Longer days mean more time for day dreaming. In the early cool June air, there is a feeling of possibility, of adventure. And not matter how old we get, this time of year is tinged with the nostalgia that school is almost over, and freedom just around the corner. Dreaming comes easily to some—especially to children. But for Sara and myself, we work hard to maintain our freedom to dream. It is that youthful wanderlust that led us to Kenya, to the tea fields, and to the people we now call family. Our best dreaming comes with evening chats on the porch over iced tea. Right now, we are dreaming of a summer camp for our 30 sponsored students in Kenya. We are dreaming of replicating the Ajiri model in other parts of East Africa. And we are dreaming of a leadership training program for our women.

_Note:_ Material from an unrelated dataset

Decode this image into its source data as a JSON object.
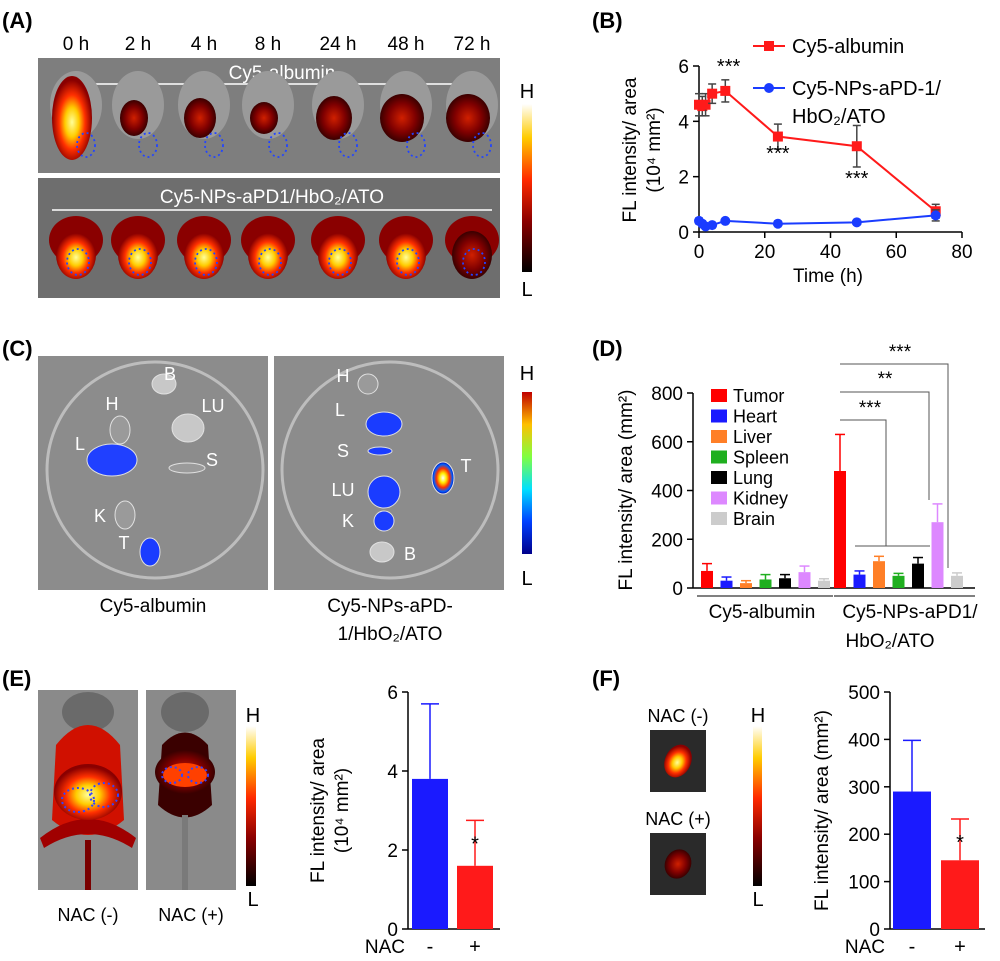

If there is anything our Ajiri children have taught us, it is to dream big and to dream fearlessly. As one of our sponsored students explained to me years ago, you need to look your dream right in the eye and have your dream look you right in the eye, and tell each other that you are real. So this is what is real: Derrick will become a pilot. Shila will become a politician. Felix will become a teacher. Eucabeth will become a nurse. They have already dreamed themselves right out of their present environments. Our kids don’t need long June nights to dream. They just need encouragement and more importantly, education.
So we can’t stop dreaming. We must work toward our student’s expectations of the future. Mandela says, “May your choices reflect your hopes, not your fears.” We can’t thank you enough for continuing to choose Ajiri Tea, and by doing so, reimagining a world where a child can grow up in a safe, warm, and encouraging environment. Thank you all for helping to keep this long June light shining all year. Your support, your kind notes, your encouragement, it all keeps us going.